Aunque el espacio es pequeño, la variedad es grande. En ocasiones también recibe pedidos especiales para celebraciones como bodas o quince años, donde sus empanadas y otros productos forman parte de las mesas de invitados.
El abarrote que sostuvo a una familia
Cuando Yolanda llegó a Culiacán hace más de 20 años, encontró en el fraccionamiento Los Ángeles el lugar donde echar raíces. Ahí comenzó una nueva etapa junto a sus dos hijos: un hombre y una mujer.
Con esfuerzo diario, el abarrote se convirtió en una herramienta para brindarles oportunidades y acompañarlos durante su crecimiento.
Sus hijos también aprendieron desde pequeños lo que significaba trabajar y colaborar. Cuando eran niños ayudaban atendiendo la tienda mientras ella se encargaba de otras actividades del negocio.
Hoy, su hija continúa apoyándola por las tardes después de sus actividades escolares y deportivas, mientras que su nieto de 13 años comienza a conocer poco a poco el oficio familiar. Para Yolanda, enseñarles responsabilidad es parte del legado que quiere dejarles.

Una batalla contra el cáncer que enfrentó con fortaleza
En 2012, la vida le presentó a Doña Yoli una de sus pruebas más difíciles. Le detectaron cáncer de mama el 2 de julio de ese año.
Gracias a una detección oportuna y a la atención médica que recibió, inició rápidamente su tratamiento. En agosto comenzaron las quimioterapias y en noviembre fue sometida a una cirugía para retirar la mama afectada.
El proceso no fue sencillo. Los efectos del tratamiento fueron fuertes, pero incluso en los días más complicados buscó la manera de levantarse.
“Me tumbaban las quimios, pero yo buscaba la manera de levantarme. Yo me levantaba y seguía adelante”, recuerda.
Durante ese periodo, su familia se convirtió en su principal apoyo. Mientras ella se recuperaba, sus hijos la ayudaban con el cuidado del hogar y del negocio.
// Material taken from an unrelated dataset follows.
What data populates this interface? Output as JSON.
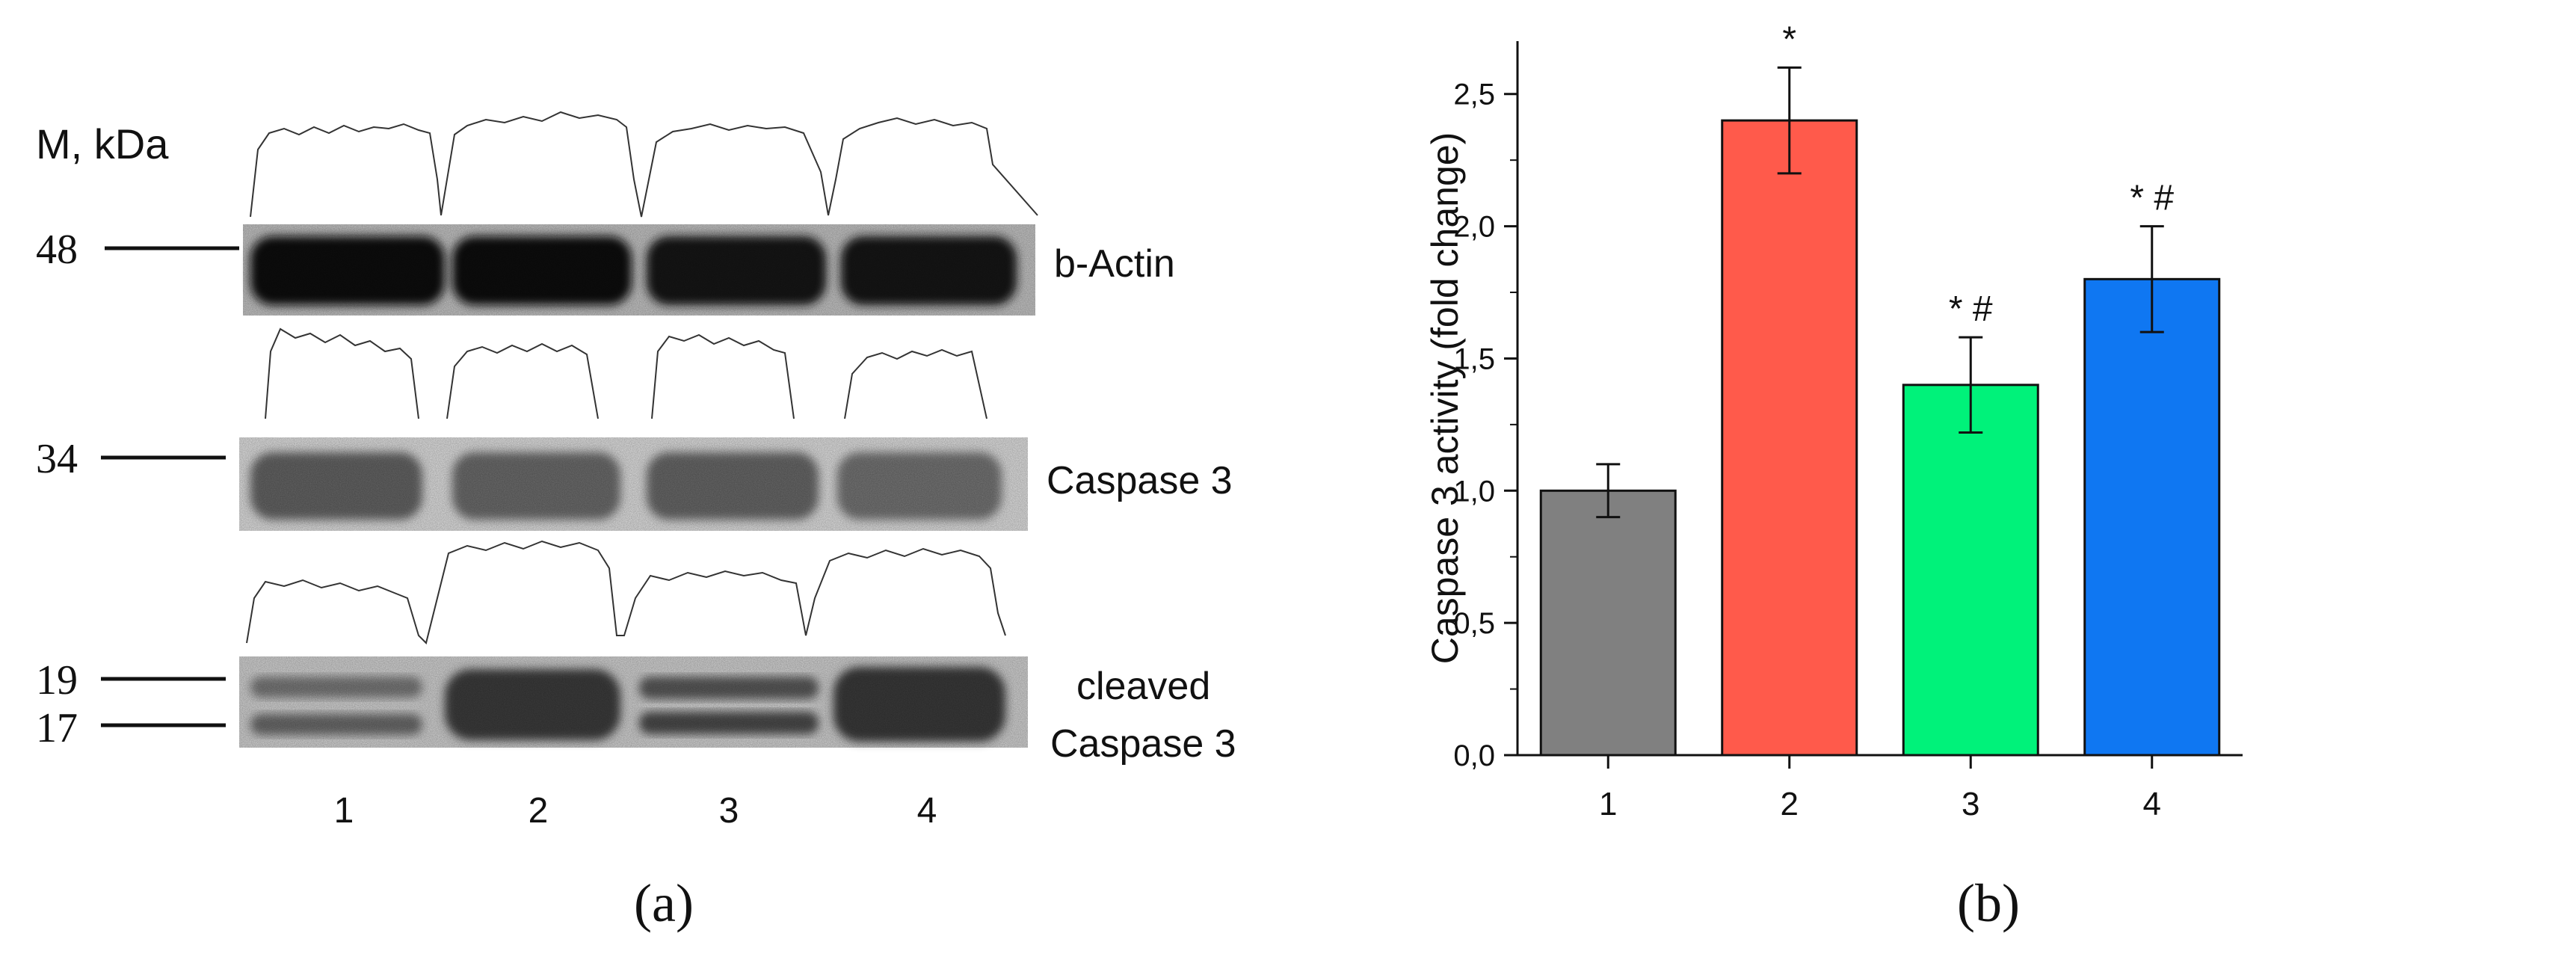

Cuando recibió los resultados posteriores a la cirugía, llegó una noticia que marcó su vida: el cáncer ya no estaba presente en la mama retirada. “Es que la fe que uno tiene en Dios es lo que lo saca adelante”, expresa.
Una historia que sigue horneándose cada día
Actualmente, Doña Yoli continúa detrás del mostrador de su abarrote, atendiendo a sus clientes como lo ha hecho durante 22 años.
Algunos llegan por productos básicos, otros por sus famosos coricos o empanadas, y muchos más porque saben que detrás de cada alimento hay una historia de esfuerzo.
Incluso personas de otras zonas han llegado a conocer su trabajo. Madres de familia del colegio donde estudia su nieto le hacen pedidos desde sectores como Bacurimí y Valle Alto, y ella busca la manera de hacerles llegar sus productos.
Para Yolanda, el secreto ha sido sencillo: trabajar, mantenerse activa y no rendirse.
En Abarrote Yoli no solo se venden productos; también se comparte una enseñanza: que incluso después de los momentos más difíciles siempre existe la posibilidad de volver a empezar.